Se você é um apreciador de vinhos, com certeza já deve ter se deparado ou tomado algum vinho mineral. Mas o que é essa tal de mineralidade que pode ser encontrada em alguns rótulos, sobretudo brancos?
“Este tema é hoje um dossier muito discutido e investigado no mundo científico e não existe nenhuma indicação objetiva e clara para explicar a mineralidade nos vinhos”, explica João Soares, enólogo da renomada vinícola portuguesa Caves Messias.

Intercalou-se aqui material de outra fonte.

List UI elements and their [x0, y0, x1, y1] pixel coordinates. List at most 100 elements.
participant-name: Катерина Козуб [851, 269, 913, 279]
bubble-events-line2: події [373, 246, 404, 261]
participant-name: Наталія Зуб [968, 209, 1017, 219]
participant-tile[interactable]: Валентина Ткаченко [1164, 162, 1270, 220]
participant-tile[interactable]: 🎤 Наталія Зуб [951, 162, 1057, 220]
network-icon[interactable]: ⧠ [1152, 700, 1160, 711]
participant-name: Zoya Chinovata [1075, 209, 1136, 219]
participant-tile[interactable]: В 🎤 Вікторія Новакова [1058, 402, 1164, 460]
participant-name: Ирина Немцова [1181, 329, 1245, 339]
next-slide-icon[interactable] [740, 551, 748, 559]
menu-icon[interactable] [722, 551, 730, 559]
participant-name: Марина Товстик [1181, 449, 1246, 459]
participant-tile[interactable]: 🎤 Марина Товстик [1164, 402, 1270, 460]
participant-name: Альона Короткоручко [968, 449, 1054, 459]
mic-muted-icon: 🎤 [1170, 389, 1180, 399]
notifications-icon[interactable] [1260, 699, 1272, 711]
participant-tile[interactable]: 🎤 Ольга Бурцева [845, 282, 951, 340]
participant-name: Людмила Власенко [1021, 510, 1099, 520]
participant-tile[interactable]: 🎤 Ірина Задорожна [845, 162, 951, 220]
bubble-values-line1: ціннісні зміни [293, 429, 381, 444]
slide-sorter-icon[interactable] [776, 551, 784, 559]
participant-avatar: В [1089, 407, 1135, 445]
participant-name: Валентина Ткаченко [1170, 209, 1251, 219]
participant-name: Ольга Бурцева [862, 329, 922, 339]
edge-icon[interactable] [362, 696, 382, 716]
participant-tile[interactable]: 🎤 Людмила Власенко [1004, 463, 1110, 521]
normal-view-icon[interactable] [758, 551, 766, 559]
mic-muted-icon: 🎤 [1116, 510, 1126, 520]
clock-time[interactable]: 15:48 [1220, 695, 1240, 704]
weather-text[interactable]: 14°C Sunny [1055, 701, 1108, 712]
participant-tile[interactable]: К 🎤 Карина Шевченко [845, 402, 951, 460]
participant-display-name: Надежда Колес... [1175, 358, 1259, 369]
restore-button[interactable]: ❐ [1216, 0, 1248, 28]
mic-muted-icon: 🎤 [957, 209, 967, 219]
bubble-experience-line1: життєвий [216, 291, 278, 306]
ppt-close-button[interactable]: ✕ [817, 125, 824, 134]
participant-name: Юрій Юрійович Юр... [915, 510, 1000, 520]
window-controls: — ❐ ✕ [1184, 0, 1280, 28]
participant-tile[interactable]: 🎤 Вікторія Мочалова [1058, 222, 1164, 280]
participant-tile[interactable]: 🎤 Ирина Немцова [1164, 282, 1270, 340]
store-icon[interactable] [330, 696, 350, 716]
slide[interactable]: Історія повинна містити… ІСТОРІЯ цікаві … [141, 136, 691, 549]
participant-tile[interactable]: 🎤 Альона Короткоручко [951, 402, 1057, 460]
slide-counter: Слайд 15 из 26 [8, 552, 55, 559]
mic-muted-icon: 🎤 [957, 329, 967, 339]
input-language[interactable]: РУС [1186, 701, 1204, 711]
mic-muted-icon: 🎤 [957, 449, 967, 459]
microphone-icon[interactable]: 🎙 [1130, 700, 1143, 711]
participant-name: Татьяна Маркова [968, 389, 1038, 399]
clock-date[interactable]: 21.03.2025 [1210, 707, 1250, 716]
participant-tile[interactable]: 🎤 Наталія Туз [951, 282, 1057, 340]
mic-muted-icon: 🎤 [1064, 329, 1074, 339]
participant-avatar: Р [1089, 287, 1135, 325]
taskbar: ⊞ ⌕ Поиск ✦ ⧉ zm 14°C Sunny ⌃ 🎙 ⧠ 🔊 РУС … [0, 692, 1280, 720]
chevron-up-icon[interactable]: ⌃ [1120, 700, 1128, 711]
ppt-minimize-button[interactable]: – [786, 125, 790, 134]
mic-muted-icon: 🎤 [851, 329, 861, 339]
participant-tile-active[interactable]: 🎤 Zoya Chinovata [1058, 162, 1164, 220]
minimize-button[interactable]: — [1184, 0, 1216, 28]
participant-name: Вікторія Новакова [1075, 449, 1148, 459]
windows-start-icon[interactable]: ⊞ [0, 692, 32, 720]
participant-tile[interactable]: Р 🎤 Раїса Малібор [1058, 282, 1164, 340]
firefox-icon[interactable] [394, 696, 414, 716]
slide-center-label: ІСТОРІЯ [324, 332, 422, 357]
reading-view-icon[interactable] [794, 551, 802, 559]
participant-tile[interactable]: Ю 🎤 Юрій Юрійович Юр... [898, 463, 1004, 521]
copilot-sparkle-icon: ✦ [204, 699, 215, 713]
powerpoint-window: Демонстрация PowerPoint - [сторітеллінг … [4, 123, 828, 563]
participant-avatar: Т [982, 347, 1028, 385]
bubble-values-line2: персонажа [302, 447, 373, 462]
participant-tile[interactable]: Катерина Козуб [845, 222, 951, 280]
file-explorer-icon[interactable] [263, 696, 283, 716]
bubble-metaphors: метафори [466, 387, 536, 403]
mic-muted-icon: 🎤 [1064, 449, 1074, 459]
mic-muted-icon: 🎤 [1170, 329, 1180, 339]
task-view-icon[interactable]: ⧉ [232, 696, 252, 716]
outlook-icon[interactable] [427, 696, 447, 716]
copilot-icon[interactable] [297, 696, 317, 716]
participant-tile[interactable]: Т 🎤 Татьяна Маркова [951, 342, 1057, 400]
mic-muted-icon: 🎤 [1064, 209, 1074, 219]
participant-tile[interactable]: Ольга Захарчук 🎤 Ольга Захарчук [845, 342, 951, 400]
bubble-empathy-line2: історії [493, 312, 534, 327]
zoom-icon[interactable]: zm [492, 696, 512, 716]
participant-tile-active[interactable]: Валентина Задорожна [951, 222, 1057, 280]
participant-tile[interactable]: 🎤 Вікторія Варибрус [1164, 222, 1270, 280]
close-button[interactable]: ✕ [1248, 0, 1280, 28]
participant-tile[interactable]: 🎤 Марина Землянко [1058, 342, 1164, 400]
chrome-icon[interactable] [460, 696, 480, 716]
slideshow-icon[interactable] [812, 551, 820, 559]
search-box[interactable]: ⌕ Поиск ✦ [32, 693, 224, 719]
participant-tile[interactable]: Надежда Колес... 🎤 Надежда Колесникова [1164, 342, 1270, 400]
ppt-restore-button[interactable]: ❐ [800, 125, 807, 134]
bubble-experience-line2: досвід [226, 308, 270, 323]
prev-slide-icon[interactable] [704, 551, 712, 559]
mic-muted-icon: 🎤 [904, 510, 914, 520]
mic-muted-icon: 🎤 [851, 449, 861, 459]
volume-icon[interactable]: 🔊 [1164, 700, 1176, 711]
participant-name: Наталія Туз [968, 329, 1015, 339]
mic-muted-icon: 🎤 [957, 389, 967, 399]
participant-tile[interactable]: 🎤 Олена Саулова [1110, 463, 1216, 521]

Alguns fatores contribuem para os aromas minerais do vinho, de acordo com Soares: solos graníticos e de xisto, uvas específicas como a portuguesa Encruzado, locais de climas mais frios ou com interferência Atlântica, e o processo de vinificação.
Apesar de os viticultores garantirem que aromas e sabores do solo passem para a bebida e vinhas com muitas pedras produzam frequentemente vinhos nos quais encontramos mineralidade, este fato ainda não foi respaldado por provas científicas.
Vinhos minerais, porém, existem. Um ótimo exemplo é o Quinta do Penedo branco, elaborado na região do Dão, em Portugal, que se destaca por ter belos aromas e sabores que remetem a pedra, seixo, giz e talvez metal.
Segundo Harvey Steiman, editor da revista Wine Spectator, o aroma característico da mineralidade muitas vezes lembra o sol quente nas pedras do rio ou a chuva quente nas pedras.
“Realmente não sabemos exatamente como as fermentações podem transformar as uvas em sabores reconhecíveis de frutas, flores e especiarias, mesmo que não estejam presentes nas uvas cruas. Mas certas moléculas aromáticas encontradas no vinho são as mesmas que nos identificam cerejas, rosas ou canela. A pesquisa pode eventualmente determinar quais moléculas ou compostos químicos produzem mineralidade. Mas sabemos que os minerais dos solos afetam a química das uvas, o que pode realçar certos sabores no vinho final”, escreveu Steiman em sua coluna.
Quinta do Penedo branco

Este vinho branco da Caves Messias é produzido na homônima vinha, a Quinta do Penedo, que tem 20 hectares e se encontra no coração da Região Demarcada do Dão, ao norte de Portugal. A sua origem como vinha remonta ao ano de 1930, pela mão do General Santos Costa, tendo permanecido na família até 1998, ano em que foi adquirida pela Messias e foi reestruturada.
Ali são produzidas castas tintas como Touriga Nacional, Alfrocheiro, Tinta Roriz, Jaen, Tinto Cão, e a branca Encruzado que produz vinhos encorpados, se presta bem ao envelhecimento em madeira e cujos melhor rótulos podem evoluir na garrafa por até 30 anos.
O Quinta do Penedo é um vinho de grande potencial gastronômico, com aromas minerais e notas de flores frescas. Em boca, possui boa acidez e final prolongado. É perfeito como aperitivo e para acompanhar risotos.